… especially strange when it’s American broadcasters doing it—WTF are they thinking
Not an answer as such
That was a bad day. I had tobacco, but no rizlas. Couldn’t get a packet for love nor money as everywhere around me spontaneously shut up shop. I eventually found a crumpled one down the back of the sofa after a despairing walk round the neighbourhood looking for an open shop.
Just a reminder that some of the people calling for #respect on Twitter are members of proscribed terrorist organisations
Also
Where are all the free speech warriors now?
OMG it’s also … 9/11 today
The media are hitting Peak Performative Mourning
So it is.
I have my tv off and I haven’t been on any media sites aside from this one.
Instead I’m going to an outdoor Pride event, to support my friends and allies.
A much more positive use of your time
What I find interesting to think about is that Liz II’s reign, in stark contrast to Liz I and Victoria, is going to be remembered (I think positively in the history books a hundred years from now) as the dissolution of the British Empire yet she remains generally beloved by her remaining subjects.
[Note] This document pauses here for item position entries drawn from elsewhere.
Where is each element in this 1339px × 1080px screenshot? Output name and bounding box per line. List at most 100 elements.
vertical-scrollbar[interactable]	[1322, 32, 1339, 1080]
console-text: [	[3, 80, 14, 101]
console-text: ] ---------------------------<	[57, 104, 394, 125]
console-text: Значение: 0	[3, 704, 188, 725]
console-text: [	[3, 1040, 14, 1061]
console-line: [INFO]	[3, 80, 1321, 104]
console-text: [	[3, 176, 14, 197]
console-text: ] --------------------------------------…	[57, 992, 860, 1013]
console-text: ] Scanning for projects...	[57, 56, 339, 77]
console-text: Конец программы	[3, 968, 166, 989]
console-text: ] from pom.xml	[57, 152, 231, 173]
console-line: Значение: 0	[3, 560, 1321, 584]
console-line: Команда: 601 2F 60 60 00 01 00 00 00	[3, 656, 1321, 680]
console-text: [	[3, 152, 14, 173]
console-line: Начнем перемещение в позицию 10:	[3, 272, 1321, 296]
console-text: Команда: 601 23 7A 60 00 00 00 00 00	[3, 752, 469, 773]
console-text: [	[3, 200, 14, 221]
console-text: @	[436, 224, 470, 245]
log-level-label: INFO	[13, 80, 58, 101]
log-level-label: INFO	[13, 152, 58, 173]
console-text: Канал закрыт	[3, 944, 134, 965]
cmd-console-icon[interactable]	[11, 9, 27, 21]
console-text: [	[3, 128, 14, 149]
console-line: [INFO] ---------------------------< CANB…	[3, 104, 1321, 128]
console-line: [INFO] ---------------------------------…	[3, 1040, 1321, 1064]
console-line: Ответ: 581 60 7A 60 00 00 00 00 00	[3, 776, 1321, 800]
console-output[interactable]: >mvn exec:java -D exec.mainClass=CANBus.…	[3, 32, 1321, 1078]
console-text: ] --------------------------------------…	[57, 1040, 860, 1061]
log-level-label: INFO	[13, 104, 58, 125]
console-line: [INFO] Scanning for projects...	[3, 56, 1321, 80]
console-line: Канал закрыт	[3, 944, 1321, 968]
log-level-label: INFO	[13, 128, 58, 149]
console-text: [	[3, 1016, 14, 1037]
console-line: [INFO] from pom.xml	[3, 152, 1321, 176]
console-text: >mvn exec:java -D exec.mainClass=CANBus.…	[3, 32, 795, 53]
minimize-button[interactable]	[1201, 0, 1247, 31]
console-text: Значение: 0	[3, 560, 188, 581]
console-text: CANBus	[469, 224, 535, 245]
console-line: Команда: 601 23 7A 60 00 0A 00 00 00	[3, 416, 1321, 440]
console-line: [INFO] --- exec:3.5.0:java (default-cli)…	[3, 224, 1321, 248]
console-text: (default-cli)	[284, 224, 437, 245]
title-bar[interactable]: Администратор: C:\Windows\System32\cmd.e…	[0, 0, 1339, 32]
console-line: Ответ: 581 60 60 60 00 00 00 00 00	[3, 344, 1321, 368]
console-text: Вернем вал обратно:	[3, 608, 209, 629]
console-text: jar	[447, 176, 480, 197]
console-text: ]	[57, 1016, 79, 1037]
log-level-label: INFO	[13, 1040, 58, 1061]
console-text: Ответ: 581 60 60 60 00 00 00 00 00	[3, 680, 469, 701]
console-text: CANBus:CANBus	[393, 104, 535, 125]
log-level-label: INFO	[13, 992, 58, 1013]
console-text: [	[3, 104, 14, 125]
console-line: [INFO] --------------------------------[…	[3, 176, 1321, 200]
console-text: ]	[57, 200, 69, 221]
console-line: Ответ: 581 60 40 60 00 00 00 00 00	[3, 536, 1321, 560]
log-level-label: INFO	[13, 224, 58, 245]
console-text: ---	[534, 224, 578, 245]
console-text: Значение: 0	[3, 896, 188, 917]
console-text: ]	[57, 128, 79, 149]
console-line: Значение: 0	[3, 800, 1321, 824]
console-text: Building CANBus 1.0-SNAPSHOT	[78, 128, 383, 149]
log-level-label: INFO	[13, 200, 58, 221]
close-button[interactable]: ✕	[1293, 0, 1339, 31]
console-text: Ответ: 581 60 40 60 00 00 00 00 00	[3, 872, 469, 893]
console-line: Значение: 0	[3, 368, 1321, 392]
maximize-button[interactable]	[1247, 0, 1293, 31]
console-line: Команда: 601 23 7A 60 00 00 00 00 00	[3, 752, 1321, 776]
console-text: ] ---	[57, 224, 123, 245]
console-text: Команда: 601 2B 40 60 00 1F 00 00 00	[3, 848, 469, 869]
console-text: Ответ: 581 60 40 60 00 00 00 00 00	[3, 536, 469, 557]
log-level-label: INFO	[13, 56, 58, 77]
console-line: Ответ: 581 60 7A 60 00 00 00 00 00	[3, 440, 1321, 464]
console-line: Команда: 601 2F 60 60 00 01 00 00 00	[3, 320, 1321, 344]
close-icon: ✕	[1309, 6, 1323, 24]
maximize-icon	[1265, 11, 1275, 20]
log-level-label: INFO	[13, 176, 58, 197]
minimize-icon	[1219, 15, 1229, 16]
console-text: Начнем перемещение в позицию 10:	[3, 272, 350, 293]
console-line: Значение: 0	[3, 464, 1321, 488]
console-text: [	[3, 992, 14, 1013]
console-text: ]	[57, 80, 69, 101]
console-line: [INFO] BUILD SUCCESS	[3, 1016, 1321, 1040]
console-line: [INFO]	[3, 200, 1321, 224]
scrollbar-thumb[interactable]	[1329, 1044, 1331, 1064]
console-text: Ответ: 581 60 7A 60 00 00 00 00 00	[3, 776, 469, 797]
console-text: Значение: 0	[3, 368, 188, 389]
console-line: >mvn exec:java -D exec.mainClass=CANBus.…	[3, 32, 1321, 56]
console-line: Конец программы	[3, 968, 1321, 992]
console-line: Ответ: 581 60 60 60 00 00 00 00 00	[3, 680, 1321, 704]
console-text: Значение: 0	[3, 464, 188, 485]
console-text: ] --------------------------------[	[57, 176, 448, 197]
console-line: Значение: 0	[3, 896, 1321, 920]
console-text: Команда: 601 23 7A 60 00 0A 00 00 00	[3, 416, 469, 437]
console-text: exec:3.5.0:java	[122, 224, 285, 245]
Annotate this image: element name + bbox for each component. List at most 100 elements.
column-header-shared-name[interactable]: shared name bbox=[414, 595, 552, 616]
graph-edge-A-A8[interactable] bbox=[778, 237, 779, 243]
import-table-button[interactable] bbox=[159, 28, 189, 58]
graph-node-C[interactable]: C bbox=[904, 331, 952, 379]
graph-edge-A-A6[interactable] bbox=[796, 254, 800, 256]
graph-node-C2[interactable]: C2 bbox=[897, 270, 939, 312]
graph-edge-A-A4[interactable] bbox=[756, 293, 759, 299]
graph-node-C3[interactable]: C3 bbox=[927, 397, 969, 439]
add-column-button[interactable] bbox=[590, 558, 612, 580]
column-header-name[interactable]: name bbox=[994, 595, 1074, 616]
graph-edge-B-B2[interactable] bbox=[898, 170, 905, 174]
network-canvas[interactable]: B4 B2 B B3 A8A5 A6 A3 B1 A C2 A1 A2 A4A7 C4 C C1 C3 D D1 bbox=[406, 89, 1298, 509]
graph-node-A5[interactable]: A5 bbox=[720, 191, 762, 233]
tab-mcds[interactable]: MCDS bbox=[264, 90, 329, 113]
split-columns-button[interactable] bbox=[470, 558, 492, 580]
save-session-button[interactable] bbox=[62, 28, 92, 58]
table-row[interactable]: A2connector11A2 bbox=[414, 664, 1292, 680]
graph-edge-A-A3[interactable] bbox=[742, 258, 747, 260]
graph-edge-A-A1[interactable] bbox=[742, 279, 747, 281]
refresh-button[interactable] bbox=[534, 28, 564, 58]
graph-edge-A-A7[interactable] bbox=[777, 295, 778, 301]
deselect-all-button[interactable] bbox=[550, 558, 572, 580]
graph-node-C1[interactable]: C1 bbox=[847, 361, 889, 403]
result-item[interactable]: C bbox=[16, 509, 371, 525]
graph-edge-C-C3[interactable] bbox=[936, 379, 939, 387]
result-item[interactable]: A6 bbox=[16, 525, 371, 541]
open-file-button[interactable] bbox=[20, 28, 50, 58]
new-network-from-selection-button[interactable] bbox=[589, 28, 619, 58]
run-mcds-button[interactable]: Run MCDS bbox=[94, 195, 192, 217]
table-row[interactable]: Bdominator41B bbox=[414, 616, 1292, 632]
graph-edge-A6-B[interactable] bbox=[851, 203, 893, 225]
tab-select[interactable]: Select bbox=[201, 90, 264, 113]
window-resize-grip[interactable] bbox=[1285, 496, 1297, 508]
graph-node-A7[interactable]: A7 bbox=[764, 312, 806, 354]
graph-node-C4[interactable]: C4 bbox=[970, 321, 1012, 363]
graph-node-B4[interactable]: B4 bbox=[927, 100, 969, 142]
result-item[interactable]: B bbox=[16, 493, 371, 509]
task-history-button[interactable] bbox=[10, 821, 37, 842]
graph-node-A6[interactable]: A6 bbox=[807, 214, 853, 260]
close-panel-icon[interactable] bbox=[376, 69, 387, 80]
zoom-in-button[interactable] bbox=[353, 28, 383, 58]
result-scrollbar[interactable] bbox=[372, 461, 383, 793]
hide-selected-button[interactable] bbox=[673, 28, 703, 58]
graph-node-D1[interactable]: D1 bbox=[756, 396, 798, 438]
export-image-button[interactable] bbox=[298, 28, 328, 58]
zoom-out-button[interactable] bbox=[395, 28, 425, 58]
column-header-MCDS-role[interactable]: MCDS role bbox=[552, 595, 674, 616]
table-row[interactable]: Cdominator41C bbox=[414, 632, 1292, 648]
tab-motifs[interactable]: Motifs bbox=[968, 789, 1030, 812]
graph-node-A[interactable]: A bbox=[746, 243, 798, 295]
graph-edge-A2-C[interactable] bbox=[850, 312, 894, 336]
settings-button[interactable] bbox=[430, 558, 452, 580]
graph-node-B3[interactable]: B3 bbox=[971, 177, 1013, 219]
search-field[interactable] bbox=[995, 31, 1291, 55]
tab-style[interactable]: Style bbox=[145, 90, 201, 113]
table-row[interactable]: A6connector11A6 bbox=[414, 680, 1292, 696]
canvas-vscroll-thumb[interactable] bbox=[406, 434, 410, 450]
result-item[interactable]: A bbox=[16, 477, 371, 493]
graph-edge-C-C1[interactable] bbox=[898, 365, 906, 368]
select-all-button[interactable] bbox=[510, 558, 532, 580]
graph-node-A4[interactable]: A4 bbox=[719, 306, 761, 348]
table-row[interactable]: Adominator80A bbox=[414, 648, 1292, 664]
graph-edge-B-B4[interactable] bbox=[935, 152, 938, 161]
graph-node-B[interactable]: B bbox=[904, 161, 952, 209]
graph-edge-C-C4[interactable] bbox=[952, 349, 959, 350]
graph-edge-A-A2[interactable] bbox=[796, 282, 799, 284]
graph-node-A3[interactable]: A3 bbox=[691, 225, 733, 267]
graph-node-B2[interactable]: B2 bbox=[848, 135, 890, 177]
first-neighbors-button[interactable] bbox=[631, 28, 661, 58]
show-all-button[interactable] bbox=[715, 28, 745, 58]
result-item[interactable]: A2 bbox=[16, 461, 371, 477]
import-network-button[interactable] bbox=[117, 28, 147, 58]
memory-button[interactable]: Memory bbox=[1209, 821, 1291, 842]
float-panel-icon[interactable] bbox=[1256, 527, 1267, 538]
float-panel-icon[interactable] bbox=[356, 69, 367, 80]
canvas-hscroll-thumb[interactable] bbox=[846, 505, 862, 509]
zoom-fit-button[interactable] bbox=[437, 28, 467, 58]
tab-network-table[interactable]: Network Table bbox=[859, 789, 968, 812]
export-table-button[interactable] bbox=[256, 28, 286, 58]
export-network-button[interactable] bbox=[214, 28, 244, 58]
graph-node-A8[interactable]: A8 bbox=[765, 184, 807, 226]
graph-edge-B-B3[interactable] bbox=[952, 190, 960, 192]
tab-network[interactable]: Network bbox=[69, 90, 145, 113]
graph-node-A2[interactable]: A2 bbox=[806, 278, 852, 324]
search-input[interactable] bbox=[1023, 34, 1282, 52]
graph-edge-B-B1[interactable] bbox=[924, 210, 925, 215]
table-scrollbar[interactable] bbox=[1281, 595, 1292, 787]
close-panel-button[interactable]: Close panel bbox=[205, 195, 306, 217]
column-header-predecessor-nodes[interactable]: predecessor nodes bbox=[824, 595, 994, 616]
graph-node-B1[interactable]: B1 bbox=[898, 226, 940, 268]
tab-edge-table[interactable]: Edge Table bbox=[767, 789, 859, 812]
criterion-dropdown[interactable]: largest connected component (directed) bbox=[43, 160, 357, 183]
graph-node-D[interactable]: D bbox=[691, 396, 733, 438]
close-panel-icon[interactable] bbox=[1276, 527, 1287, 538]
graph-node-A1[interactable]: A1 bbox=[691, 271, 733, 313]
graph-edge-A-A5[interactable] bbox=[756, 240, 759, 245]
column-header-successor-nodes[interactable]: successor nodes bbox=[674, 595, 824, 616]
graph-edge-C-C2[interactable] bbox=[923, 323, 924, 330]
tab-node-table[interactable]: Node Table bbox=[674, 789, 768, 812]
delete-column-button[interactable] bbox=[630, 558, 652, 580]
I think it underlines just how much the world has changed during her life.
There is an echo chamber effect—do “we” love the Queen because the BBC has been telling us we love the Queen for seven decades?
Imagine if there was a counterpart to Fox News in the UK except instead of hating liberals, every story was about how the monarchy was evil and sick
The British media seem to be allowed to say bad things about Fergie and Andrew and Meghan Markle but not about the actual reigning monarch
History is written by the censors…
(and the BBC is one of the ways that the world changed in the last century - it would not have been possible to have that kind of media reach and control not just in Britain, but around the world - the BBC exports a lot of that Queen-love messaging around the world)
They should just have the funeral at Wembley and let everyone come, maybe have a week of sold out shows.
Or a month long residency.
Either she was the Queen of the people or not.
Um, no… it’s written by historians… If you avoid much pop history and hagiographies, there are plenty of great books on the violence of the British colonialism, from the colonization of Ireland to what’s happening today, often written by former colonial subjects themselves. The subaltern, indeed, does speak.
With a giant hologram of the Queen and her corgis…
I know - I was kidding. I do agree with @smulder that the current perception of her is hugely driven by a powerful media campaign that largely precluded criticism of the Queen on the BBC throughout her reign.
I am sure that will change over time - when I said in an earlier post that I think history will look back positively on the dissolution of the Empire under her reign I did not mean that she would be credited for it or excused for bad things. Just that I hope that the world in a hundred years will be a place where the dissolution of empires and decolonization are universally considered good things, and it occured under her reign (almost entirely out of her control). Hope
All of this in support of your thought that maybe more change occured during her reign than any of her predecessors
ETA: are there any punk rock historians thinking about doing a piece on the rise of punk in England and how that ties in with her reign?? I would read that!
You can’t do much better than Jon Savage’s work on the Sex Pistols… Also, Paul Gorman’s book on Malcolm McLaren is good… most books on english punk focus on the political landscape, rather then the queen directly. John Lydon said it best when he called her “our figurehead”… She’s more representative of the status quo which was not serving anyone particularly well at the time, and punk tapped into that dissatisfaction.
I have not read Paul Gorman’s Malcom McLaren book! I will have to check it out as I find McLaren a fascinating and divisive character. Thanks!
(Also I love that when you Google “Paul Gorman”, Google’s little autogenerated summary of “Paul Gorman - Writer” mostly has photos of the dreamy-eyed actor from Outlander and Relic and only one or two at the end of the actual writer Paul Gorman. It reminds me that maybe they are not as powerful and all knowing as they are often precieved to be )
It’s an even handed account of his life, very detailed, and he doesn’t downplay his more problematic aspects nor does he treat him like the villain of punk rock… but I really don’t know any better books on the Sex Pistols than Savages… The Last Gang in Town about the Clash is good too.
For punk as a social and cultural phenomenon, you can always start with Dick Hebdige (though it’s kind of dated, if you ask me) and then read Lipstick Traces by Greil Marcus.